PHASE IV AI has made significant progress:
• A strong progress was achieved in defining user, data, legal, ethical, technical, and architectural requirements to support the PHASE IV AI project.
• The project developed and validated AI pipelines for generating synthetic health data. These tools are tailored to three use cases - lung cancer, prostate cancer, and ischemic stroke, incorporating privacy-preserving techniques such as differential privacy and diffusion models, to meet General Data Protection Regulation (GDPR) compliance.
• A structured data collection process was set up and key datasets requiring harmonization were identified early in the process.

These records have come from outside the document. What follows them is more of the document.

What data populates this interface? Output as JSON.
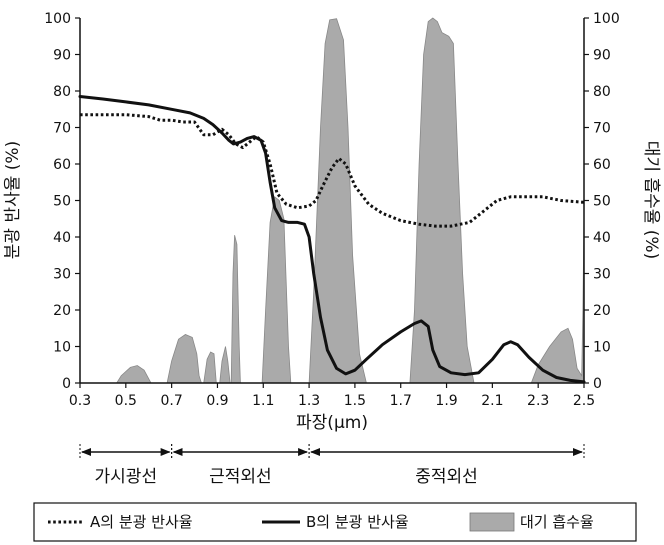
{
  "chart_data": {
    "type": "line",
    "xlabel": "파장(μm)",
    "ylabel_left": "분광 반사율 (%)",
    "ylabel_right": "대기 흡수율 (%)",
    "xlim": [
      0.3,
      2.5
    ],
    "ylim": [
      0,
      100
    ],
    "x_ticks": [
      0.3,
      0.5,
      0.7,
      0.9,
      1.1,
      1.3,
      1.5,
      1.7,
      1.9,
      2.1,
      2.3,
      2.5
    ],
    "y_ticks": [
      0,
      10,
      20,
      30,
      40,
      50,
      60,
      70,
      80,
      90,
      100
    ],
    "grid": false,
    "legend_position": "bottom",
    "series": [
      {
        "name": "A의 분광 반사율",
        "style": "dotted",
        "color": "#111111",
        "points": [
          [
            0.3,
            73.5
          ],
          [
            0.4,
            73.5
          ],
          [
            0.5,
            73.5
          ],
          [
            0.6,
            73
          ],
          [
            0.65,
            72
          ],
          [
            0.7,
            72
          ],
          [
            0.75,
            71.5
          ],
          [
            0.8,
            71.5
          ],
          [
            0.84,
            68
          ],
          [
            0.88,
            68
          ],
          [
            0.92,
            69.5
          ],
          [
            0.95,
            68
          ],
          [
            0.98,
            65.5
          ],
          [
            1.01,
            64.5
          ],
          [
            1.04,
            66
          ],
          [
            1.07,
            67.5
          ],
          [
            1.1,
            66
          ],
          [
            1.13,
            60
          ],
          [
            1.16,
            52
          ],
          [
            1.2,
            49
          ],
          [
            1.25,
            48
          ],
          [
            1.3,
            48.5
          ],
          [
            1.33,
            50
          ],
          [
            1.36,
            54
          ],
          [
            1.4,
            59
          ],
          [
            1.43,
            61.5
          ],
          [
            1.46,
            60
          ],
          [
            1.5,
            54
          ],
          [
            1.56,
            49
          ],
          [
            1.62,
            46.5
          ],
          [
            1.7,
            44.5
          ],
          [
            1.78,
            43.5
          ],
          [
            1.85,
            43
          ],
          [
            1.92,
            43
          ],
          [
            2.0,
            44
          ],
          [
            2.06,
            47
          ],
          [
            2.12,
            50
          ],
          [
            2.18,
            51
          ],
          [
            2.25,
            51
          ],
          [
            2.32,
            51
          ],
          [
            2.4,
            50
          ],
          [
            2.5,
            49.5
          ]
        ]
      },
      {
        "name": "B의 분광 반사율",
        "style": "solid",
        "color": "#111111",
        "points": [
          [
            0.3,
            78.5
          ],
          [
            0.4,
            77.8
          ],
          [
            0.5,
            77
          ],
          [
            0.6,
            76.2
          ],
          [
            0.7,
            75
          ],
          [
            0.78,
            74
          ],
          [
            0.84,
            72.5
          ],
          [
            0.88,
            70.8
          ],
          [
            0.92,
            68.5
          ],
          [
            0.95,
            66.5
          ],
          [
            0.97,
            65.5
          ],
          [
            1.0,
            66
          ],
          [
            1.03,
            67
          ],
          [
            1.06,
            67.5
          ],
          [
            1.09,
            66.5
          ],
          [
            1.11,
            63
          ],
          [
            1.13,
            55
          ],
          [
            1.15,
            48
          ],
          [
            1.18,
            44.5
          ],
          [
            1.21,
            44
          ],
          [
            1.25,
            44
          ],
          [
            1.28,
            43.5
          ],
          [
            1.3,
            40
          ],
          [
            1.32,
            30
          ],
          [
            1.35,
            18
          ],
          [
            1.38,
            9
          ],
          [
            1.42,
            4
          ],
          [
            1.46,
            2.5
          ],
          [
            1.5,
            3.5
          ],
          [
            1.55,
            6.5
          ],
          [
            1.62,
            10.5
          ],
          [
            1.7,
            14
          ],
          [
            1.76,
            16.3
          ],
          [
            1.79,
            17
          ],
          [
            1.82,
            15.5
          ],
          [
            1.84,
            9
          ],
          [
            1.87,
            4.5
          ],
          [
            1.92,
            2.8
          ],
          [
            1.98,
            2.3
          ],
          [
            2.04,
            2.8
          ],
          [
            2.1,
            6.5
          ],
          [
            2.15,
            10.5
          ],
          [
            2.18,
            11.3
          ],
          [
            2.21,
            10.5
          ],
          [
            2.26,
            7
          ],
          [
            2.32,
            3.5
          ],
          [
            2.38,
            1.5
          ],
          [
            2.44,
            0.7
          ],
          [
            2.5,
            0.3
          ]
        ]
      },
      {
        "name": "대기 흡수율",
        "style": "area",
        "color": "#aaaaaa",
        "points": [
          [
            0.46,
            0
          ],
          [
            0.48,
            2
          ],
          [
            0.52,
            4.3
          ],
          [
            0.55,
            4.8
          ],
          [
            0.58,
            3.5
          ],
          [
            0.61,
            0
          ],
          [
            0.68,
            0
          ],
          [
            0.7,
            6
          ],
          [
            0.73,
            12
          ],
          [
            0.76,
            13.3
          ],
          [
            0.79,
            12.5
          ],
          [
            0.81,
            8
          ],
          [
            0.82,
            2
          ],
          [
            0.83,
            0
          ],
          [
            0.84,
            0
          ],
          [
            0.855,
            6.5
          ],
          [
            0.87,
            8.5
          ],
          [
            0.885,
            8
          ],
          [
            0.895,
            0
          ],
          [
            0.91,
            0
          ],
          [
            0.92,
            6
          ],
          [
            0.935,
            10
          ],
          [
            0.945,
            6
          ],
          [
            0.955,
            0
          ],
          [
            0.96,
            0
          ],
          [
            0.968,
            30
          ],
          [
            0.975,
            40.5
          ],
          [
            0.985,
            38
          ],
          [
            0.995,
            10
          ],
          [
            1.0,
            0
          ],
          [
            1.095,
            0
          ],
          [
            1.11,
            20
          ],
          [
            1.13,
            44
          ],
          [
            1.15,
            51
          ],
          [
            1.17,
            50
          ],
          [
            1.19,
            45
          ],
          [
            1.21,
            10
          ],
          [
            1.22,
            0
          ],
          [
            1.3,
            0
          ],
          [
            1.32,
            25
          ],
          [
            1.35,
            70
          ],
          [
            1.37,
            93
          ],
          [
            1.39,
            99.5
          ],
          [
            1.42,
            99.8
          ],
          [
            1.45,
            94
          ],
          [
            1.47,
            70
          ],
          [
            1.49,
            35
          ],
          [
            1.52,
            8
          ],
          [
            1.55,
            0
          ],
          [
            1.74,
            0
          ],
          [
            1.76,
            20
          ],
          [
            1.78,
            60
          ],
          [
            1.8,
            90
          ],
          [
            1.82,
            99
          ],
          [
            1.84,
            100
          ],
          [
            1.86,
            99
          ],
          [
            1.88,
            96
          ],
          [
            1.91,
            95
          ],
          [
            1.93,
            93
          ],
          [
            1.95,
            60
          ],
          [
            1.97,
            30
          ],
          [
            1.99,
            10
          ],
          [
            2.02,
            0
          ],
          [
            2.27,
            0
          ],
          [
            2.3,
            5
          ],
          [
            2.35,
            10
          ],
          [
            2.4,
            14
          ],
          [
            2.43,
            15
          ],
          [
            2.45,
            12
          ],
          [
            2.47,
            4
          ],
          [
            2.49,
            2
          ],
          [
            2.495,
            20
          ],
          [
            2.5,
            47
          ]
        ]
      }
    ],
    "regions": [
      {
        "label": "가시광선",
        "from": 0.3,
        "to": 0.7
      },
      {
        "label": "근적외선",
        "from": 0.7,
        "to": 1.3
      },
      {
        "label": "중적외선",
        "from": 1.3,
        "to": 2.5
      }
    ]
  }
}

The project harmonized real-world datasets using the OMOP (Observational Medical Outcomes Partnership) Common Data Model, facilitating interoperability across countries and institutions. Legal and ethical frameworks were established to ensure compliance with GDPR and the EU AI Act.
• The development of synthetic data services under PHASE IV AI has focused on several complementary objectives: generating new data to augment cohort sizes, creating de-identified datasets for privacy-preserving analytics, imputing missing data from observed values, and ultimately simulating disease progression through synthetic data modeling.

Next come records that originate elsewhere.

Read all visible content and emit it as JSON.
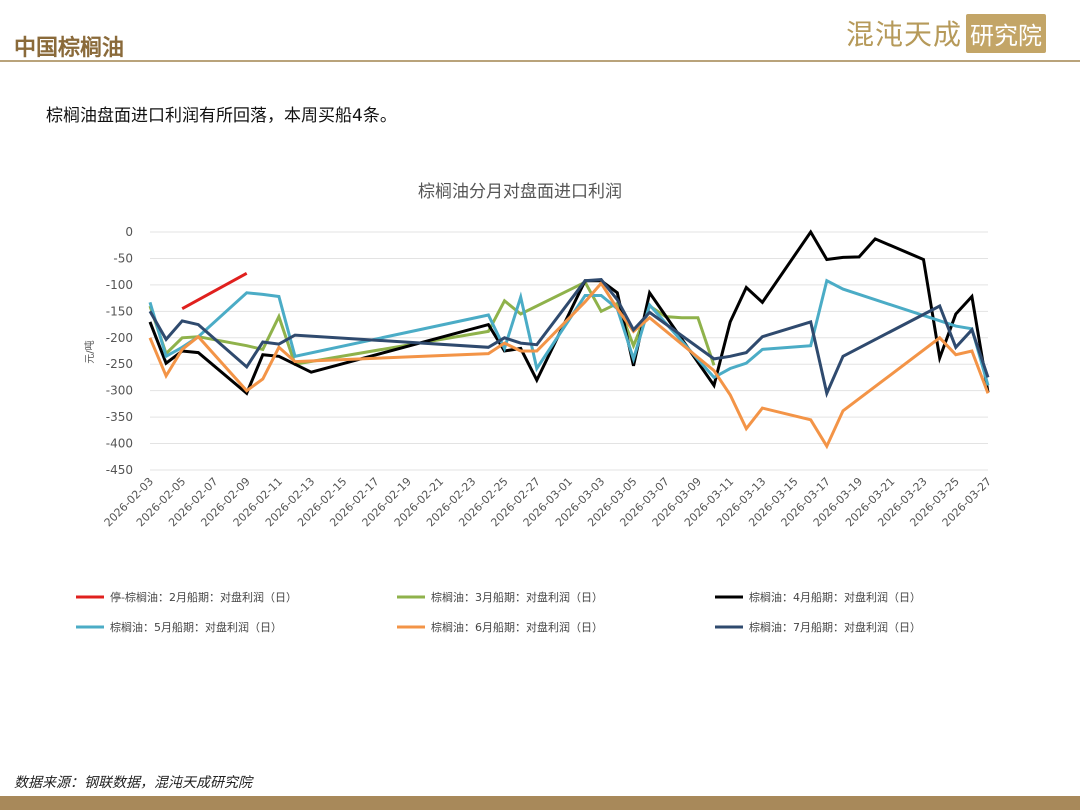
{
  "header": {
    "title": "中国棕榈油",
    "brand_main": "混沌天成",
    "brand_box": "研究院"
  },
  "subtitle": "棕榈油盘面进口利润有所回落，本周买船4条。",
  "footer": {
    "source": "数据来源：钢联数据，混沌天成研究院"
  },
  "colors": {
    "s2": "#e0201e",
    "s3": "#8fb24b",
    "s4": "#000000",
    "s5": "#4bacc6",
    "s6": "#f39447",
    "s7": "#2f4a6e"
  },
  "chart_data": {
    "type": "line",
    "title": "棕榈油分月对盘面进口利润",
    "ylabel": "元/吨",
    "ylim": [
      -450,
      0
    ],
    "yticks": [
      0,
      -50,
      -100,
      -150,
      -200,
      -250,
      -300,
      -350,
      -400,
      -450
    ],
    "x_tick_labels": [
      "2026-02-03",
      "2026-02-05",
      "2026-02-07",
      "2026-02-09",
      "2026-02-11",
      "2026-02-13",
      "2026-02-15",
      "2026-02-17",
      "2026-02-19",
      "2026-02-21",
      "2026-02-23",
      "2026-02-25",
      "2026-02-27",
      "2026-03-01",
      "2026-03-03",
      "2026-03-05",
      "2026-03-07",
      "2026-03-09",
      "2026-03-11",
      "2026-03-13",
      "2026-03-15",
      "2026-03-17",
      "2026-03-19",
      "2026-03-21",
      "2026-03-23",
      "2026-03-25",
      "2026-03-27"
    ],
    "grid": true,
    "legend_position": "bottom",
    "series": [
      {
        "name": "停-棕榈油：2月船期：对盘利润（日）",
        "color_key": "s2",
        "points": [
          [
            "2026-02-05",
            -145
          ],
          [
            "2026-02-09",
            -78
          ]
        ]
      },
      {
        "name": "棕榈油：3月船期：对盘利润（日）",
        "color_key": "s3",
        "points": [
          [
            "2026-02-03",
            -140
          ],
          [
            "2026-02-04",
            -230
          ],
          [
            "2026-02-05",
            -200
          ],
          [
            "2026-02-06",
            -198
          ],
          [
            "2026-02-09",
            -215
          ],
          [
            "2026-02-10",
            -222
          ],
          [
            "2026-02-11",
            -160
          ],
          [
            "2026-02-12",
            -250
          ],
          [
            "2026-02-24",
            -188
          ],
          [
            "2026-02-25",
            -130
          ],
          [
            "2026-02-26",
            -155
          ],
          [
            "2026-03-02",
            -95
          ],
          [
            "2026-03-03",
            -150
          ],
          [
            "2026-03-04",
            -135
          ],
          [
            "2026-03-05",
            -215
          ],
          [
            "2026-03-06",
            -140
          ],
          [
            "2026-03-07",
            -160
          ],
          [
            "2026-03-08",
            -162
          ],
          [
            "2026-03-09",
            -162
          ],
          [
            "2026-03-10",
            -252
          ]
        ]
      },
      {
        "name": "棕榈油：4月船期：对盘利润（日）",
        "color_key": "s4",
        "points": [
          [
            "2026-02-03",
            -170
          ],
          [
            "2026-02-04",
            -248
          ],
          [
            "2026-02-05",
            -225
          ],
          [
            "2026-02-06",
            -228
          ],
          [
            "2026-02-09",
            -305
          ],
          [
            "2026-02-10",
            -232
          ],
          [
            "2026-02-11",
            -235
          ],
          [
            "2026-02-13",
            -265
          ],
          [
            "2026-02-24",
            -175
          ],
          [
            "2026-02-25",
            -225
          ],
          [
            "2026-02-26",
            -220
          ],
          [
            "2026-02-27",
            -280
          ],
          [
            "2026-03-02",
            -92
          ],
          [
            "2026-03-03",
            -92
          ],
          [
            "2026-03-04",
            -115
          ],
          [
            "2026-03-05",
            -253
          ],
          [
            "2026-03-06",
            -115
          ],
          [
            "2026-03-10",
            -290
          ],
          [
            "2026-03-11",
            -170
          ],
          [
            "2026-03-12",
            -105
          ],
          [
            "2026-03-13",
            -133
          ],
          [
            "2026-03-16",
            0
          ],
          [
            "2026-03-17",
            -52
          ],
          [
            "2026-03-18",
            -48
          ],
          [
            "2026-03-19",
            -47
          ],
          [
            "2026-03-20",
            -13
          ],
          [
            "2026-03-23",
            -52
          ],
          [
            "2026-03-24",
            -238
          ],
          [
            "2026-03-25",
            -155
          ],
          [
            "2026-03-26",
            -122
          ],
          [
            "2026-03-27",
            -303
          ]
        ]
      },
      {
        "name": "棕榈油：5月船期：对盘利润（日）",
        "color_key": "s5",
        "points": [
          [
            "2026-02-03",
            -133
          ],
          [
            "2026-02-04",
            -235
          ],
          [
            "2026-02-05",
            -218
          ],
          [
            "2026-02-06",
            -198
          ],
          [
            "2026-02-09",
            -115
          ],
          [
            "2026-02-10",
            -118
          ],
          [
            "2026-02-11",
            -122
          ],
          [
            "2026-02-12",
            -235
          ],
          [
            "2026-02-24",
            -157
          ],
          [
            "2026-02-25",
            -220
          ],
          [
            "2026-02-26",
            -123
          ],
          [
            "2026-02-27",
            -258
          ],
          [
            "2026-03-02",
            -120
          ],
          [
            "2026-03-03",
            -120
          ],
          [
            "2026-03-04",
            -145
          ],
          [
            "2026-03-05",
            -240
          ],
          [
            "2026-03-06",
            -138
          ],
          [
            "2026-03-10",
            -275
          ],
          [
            "2026-03-11",
            -258
          ],
          [
            "2026-03-12",
            -248
          ],
          [
            "2026-03-13",
            -222
          ],
          [
            "2026-03-16",
            -215
          ],
          [
            "2026-03-17",
            -92
          ],
          [
            "2026-03-18",
            -108
          ],
          [
            "2026-03-25",
            -178
          ],
          [
            "2026-03-26",
            -183
          ],
          [
            "2026-03-27",
            -290
          ]
        ]
      },
      {
        "name": "棕榈油：6月船期：对盘利润（日）",
        "color_key": "s6",
        "points": [
          [
            "2026-02-03",
            -200
          ],
          [
            "2026-02-04",
            -272
          ],
          [
            "2026-02-05",
            -222
          ],
          [
            "2026-02-06",
            -198
          ],
          [
            "2026-02-09",
            -300
          ],
          [
            "2026-02-10",
            -278
          ],
          [
            "2026-02-11",
            -218
          ],
          [
            "2026-02-12",
            -245
          ],
          [
            "2026-02-24",
            -230
          ],
          [
            "2026-02-25",
            -210
          ],
          [
            "2026-02-26",
            -225
          ],
          [
            "2026-02-27",
            -225
          ],
          [
            "2026-03-02",
            -132
          ],
          [
            "2026-03-03",
            -97
          ],
          [
            "2026-03-04",
            -145
          ],
          [
            "2026-03-05",
            -188
          ],
          [
            "2026-03-06",
            -162
          ],
          [
            "2026-03-10",
            -262
          ],
          [
            "2026-03-11",
            -308
          ],
          [
            "2026-03-12",
            -372
          ],
          [
            "2026-03-13",
            -333
          ],
          [
            "2026-03-16",
            -355
          ],
          [
            "2026-03-17",
            -405
          ],
          [
            "2026-03-18",
            -338
          ],
          [
            "2026-03-24",
            -200
          ],
          [
            "2026-03-25",
            -232
          ],
          [
            "2026-03-26",
            -225
          ],
          [
            "2026-03-27",
            -305
          ]
        ]
      },
      {
        "name": "棕榈油：7月船期：对盘利润（日）",
        "color_key": "s7",
        "points": [
          [
            "2026-02-03",
            -150
          ],
          [
            "2026-02-04",
            -203
          ],
          [
            "2026-02-05",
            -168
          ],
          [
            "2026-02-06",
            -175
          ],
          [
            "2026-02-09",
            -255
          ],
          [
            "2026-02-10",
            -208
          ],
          [
            "2026-02-11",
            -212
          ],
          [
            "2026-02-12",
            -195
          ],
          [
            "2026-02-24",
            -218
          ],
          [
            "2026-02-25",
            -200
          ],
          [
            "2026-02-26",
            -210
          ],
          [
            "2026-02-27",
            -213
          ],
          [
            "2026-03-02",
            -92
          ],
          [
            "2026-03-03",
            -90
          ],
          [
            "2026-03-04",
            -128
          ],
          [
            "2026-03-05",
            -185
          ],
          [
            "2026-03-06",
            -152
          ],
          [
            "2026-03-10",
            -240
          ],
          [
            "2026-03-11",
            -235
          ],
          [
            "2026-03-12",
            -228
          ],
          [
            "2026-03-13",
            -198
          ],
          [
            "2026-03-16",
            -170
          ],
          [
            "2026-03-17",
            -305
          ],
          [
            "2026-03-18",
            -235
          ],
          [
            "2026-03-24",
            -140
          ],
          [
            "2026-03-25",
            -218
          ],
          [
            "2026-03-26",
            -185
          ],
          [
            "2026-03-27",
            -275
          ]
        ]
      }
    ]
  }
}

• Foundation for federated model training and validation in real-world healthcare scenarios was created. Key achievements include the deployment and validation of a distributed secure multi-party computation (SMPC) network across eight partner organizations, the development of preliminary federated machine learning workflows, and the initial preparation of hardware acceleration strategies.

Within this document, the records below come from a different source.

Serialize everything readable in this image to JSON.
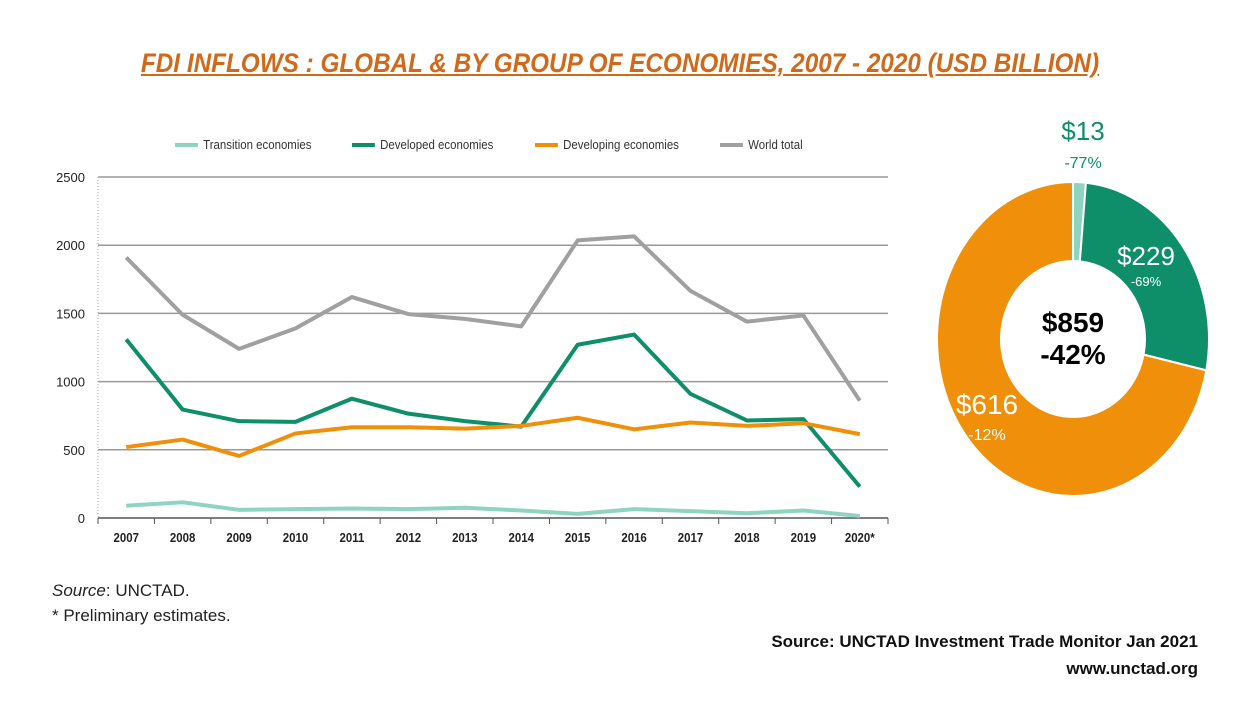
{
  "title": "FDI INFLOWS : GLOBAL & BY GROUP OF ECONOMIES, 2007 - 2020 (USD BILLION)",
  "chart_data": [
    {
      "type": "line",
      "categories": [
        "2007",
        "2008",
        "2009",
        "2010",
        "2011",
        "2012",
        "2013",
        "2014",
        "2015",
        "2016",
        "2017",
        "2018",
        "2019",
        "2020*"
      ],
      "ylim": [
        0,
        2500
      ],
      "yticks": [
        "0",
        "500",
        "1000",
        "1500",
        "2000",
        "2500"
      ],
      "grid": true,
      "legend_position": "top",
      "series": [
        {
          "name": "Transition economies",
          "color": "#8fd3c1",
          "values": [
            90,
            115,
            60,
            65,
            70,
            65,
            75,
            55,
            30,
            65,
            50,
            35,
            55,
            15
          ]
        },
        {
          "name": "Developed economies",
          "color": "#0e8f6a",
          "values": [
            1310,
            795,
            710,
            705,
            875,
            765,
            710,
            670,
            1270,
            1345,
            910,
            715,
            725,
            230
          ]
        },
        {
          "name": "Developing economies",
          "color": "#f0900a",
          "values": [
            520,
            575,
            455,
            620,
            665,
            665,
            655,
            675,
            735,
            650,
            700,
            675,
            695,
            615
          ]
        },
        {
          "name": "World total",
          "color": "#a0a0a0",
          "values": [
            1910,
            1490,
            1240,
            1390,
            1620,
            1495,
            1460,
            1405,
            2035,
            2065,
            1665,
            1440,
            1485,
            860
          ]
        }
      ]
    },
    {
      "type": "pie",
      "donut": true,
      "center_label": {
        "value": "$859",
        "change": "-42%"
      },
      "slices": [
        {
          "value": 13,
          "label": "$13",
          "change": "-77%",
          "color": "#8fd3c1"
        },
        {
          "value": 229,
          "label": "$229",
          "change": "-69%",
          "color": "#0e8f6a"
        },
        {
          "value": 616,
          "label": "$616",
          "change": "-12%",
          "color": "#f0900a"
        }
      ]
    }
  ],
  "notes": {
    "source_label": "Source",
    "source_value": ": UNCTAD.",
    "preliminary": "* Preliminary estimates."
  },
  "footer": {
    "source": "Source:  UNCTAD Investment Trade Monitor Jan 2021",
    "url": "www.unctad.org"
  }
}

• A prototype of the Health Data Hub was designed, integrating services for anonymization, harmonization, and synthetic data generation. The project also explored decentralized infrastructure (DePIN) and blockchain-based certification to ensure trust and traceability.
• Two rounds of use case workshops for stakeholder were held across four countries, to engage and gather input from clinicians, researchers, industry, and regulators. These insights were translated into user stories and usage scenarios that guide system development.
• Pilot Plan includes the study protocols covering the three study use cases: lung cancer, prostate cancer, and ischemic stroke. These pilots will validate the utility of synthetic data and AI models in real clinical environments.